Reasoning about higher-order relational specifications
Y. Wang, K. Chaudhuri, A. Gacek, G. Nadathur
The 15th Symposium on Principles and Practice of Declarative Programming (PPDP), 2013
The logic of hereditary Harrop formulas (HH) has proven useful for
specifying a wide range of formal systems. This logic includes a form
of hypothetical judgment that leads to dynamically changing sets of
assumptions and that is key to encoding side conditions and contexts
that occur frequently in structural operational semantics (SOS) style
presentations. Specifications are often useful in reasoning about the
systems they describe. The Abella theorem prover supports such
reasoning by explicitly embedding the specification logic within a
rich reasoning logic; specifications are then reasoned about through
this embedding. However, realizing an induction principle in the face
of dynamically changing assumption sets is nontrivial and the original
Abella system uses only a subset of the HH specification logic for
this reason.

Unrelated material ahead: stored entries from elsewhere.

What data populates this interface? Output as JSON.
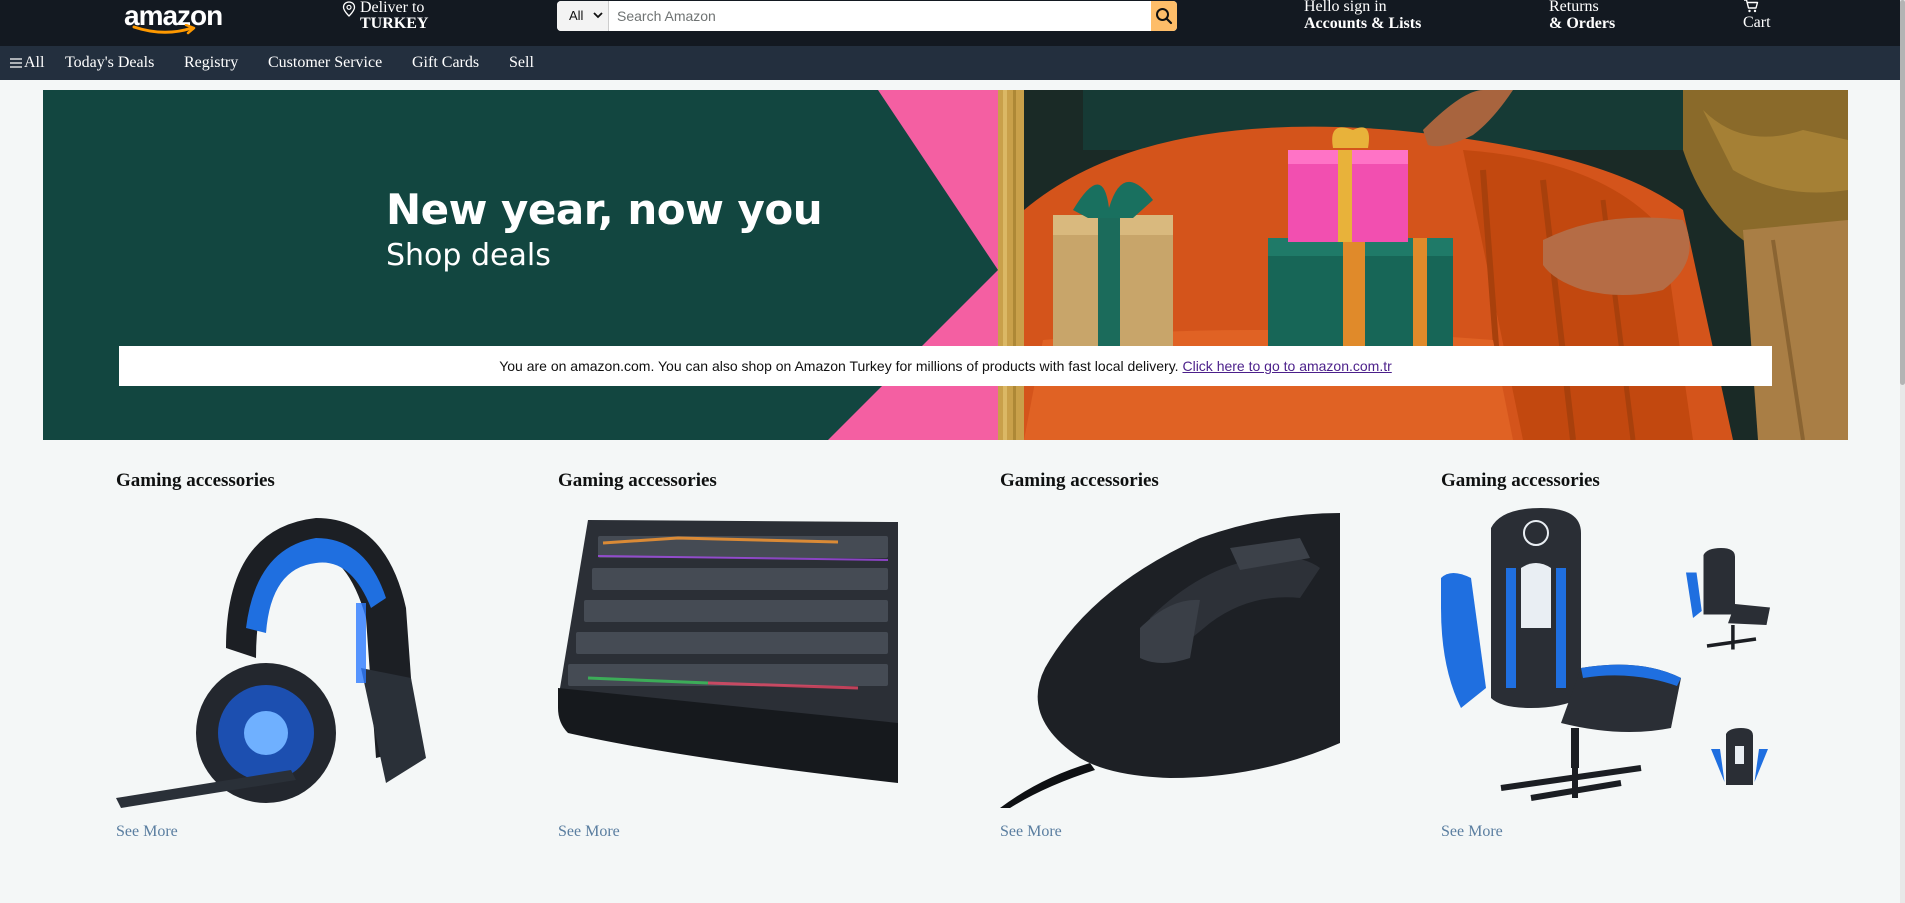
{
  "header": {
    "logo_text": "amazon",
    "deliver_line1": "Deliver to",
    "deliver_line2": "TURKEY",
    "search_category": "All",
    "search_placeholder": "Search Amazon",
    "account_line1": "Hello sign in",
    "account_line2": "Accounts & Lists",
    "orders_line1": "Returns",
    "orders_line2": "& Orders",
    "cart_label": "Cart"
  },
  "subnav": {
    "all_label": "All",
    "items": [
      "Today's Deals",
      "Registry",
      "Customer Service",
      "Gift Cards",
      "Sell"
    ]
  },
  "hero": {
    "headline": "New year, now you",
    "subheadline": "Shop deals",
    "notice_text": "You are on amazon.com. You can also shop on Amazon Turkey for millions of products with fast local delivery.",
    "notice_link": "Click here to go to amazon.com.tr"
  },
  "cards": [
    {
      "title": "Gaming accessories",
      "see_more": "See More",
      "image": "headset-icon"
    },
    {
      "title": "Gaming accessories",
      "see_more": "See More",
      "image": "keyboard-icon"
    },
    {
      "title": "Gaming accessories",
      "see_more": "See More",
      "image": "mouse-icon"
    },
    {
      "title": "Gaming accessories",
      "see_more": "See More",
      "image": "gaming-chair-icon"
    }
  ],
  "colors": {
    "nav_top": "#131921",
    "nav_sub": "#232f3e",
    "search_button": "#febd69",
    "hero_bg": "#124640",
    "link": "#4b1f8a"
  }
}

We develop a method here for supporting inductive
reasoning over all of HH. Our approach takes advantage of a focusing
property of HH to isolate the use of an assumption and the ability to
finitely characterize the structure of any such assumption in the
reasoning logic. We demonstrate the effectiveness of these ideas via
several specification and meta-theoretic reasoning examples that have
been implemented in an extended version of Abella.